Brett scoffed, displeased with my answer. "They don't deserve your sympathy, Lys."

"I know."

"Then why the fuck do you keep justifying them? Forgiving them."

I gasped at his harsh tone. Why the hell was he so angry about that?

"I-I don't. It's just that... that..."

"What?" he pressed even more and leaned forward, almost manacingly. I immediately matched it backwards, and at my movement Brett seemed to finally focused on something other than his sudden rage. His features softening instantly. "Sorry, I didn't mean to get that mad. Not at you."

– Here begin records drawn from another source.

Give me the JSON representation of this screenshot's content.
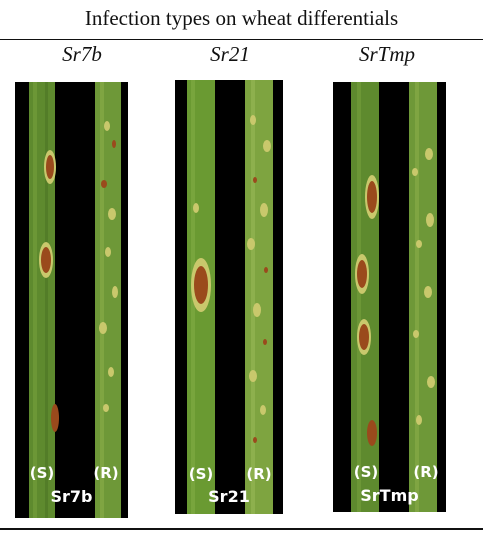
{
  "title": "Infection types on wheat differentials",
  "columns": [
    {
      "header": "Sr7b",
      "left": "(S)",
      "right": "(R)",
      "caption": "Sr7b"
    },
    {
      "header": "Sr21",
      "left": "(S)",
      "right": "(R)",
      "caption": "Sr21"
    },
    {
      "header": "SrTmp",
      "left": "(S)",
      "right": "(R)",
      "caption": "SrTmp"
    }
  ],
  "colors": {
    "background": "#000000",
    "leaf": "#5e8a2e",
    "leaf_light": "#93b24f",
    "pustule": "#9a4a1c",
    "chlorosis": "#c9c86c"
  }
}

I breathed, calming my nerves, or at least trying since his gaze was so intense that got my heartbeat going crazy.

"No, its- It's fine. I just don't believe in violence."

"You've slapped me." Brett reminded with a shrug, but even tho he didn't said it in a harsh tone or anything I felt my blood froze in my veins at that memory.

Awkwardly, I played with my fingers and drop my gaze there. "Mm, yeah... I'm sorry for that."

"Don't be." he shrugged again. "I totally deserved it."

Still the churning in my guts kept tightening in guilt. "Brett, I-"

"No." he cut me in a soft tone, far from the rage I was expecting from him. "You're right. And I'm... I'm the one sorry, Lys."

For umpteenth time today, our eyes met and something in them felt so pure I couldn't but believe it. It felt so genuine and sincere. And also, it felt as if he was apologizing for much, much more.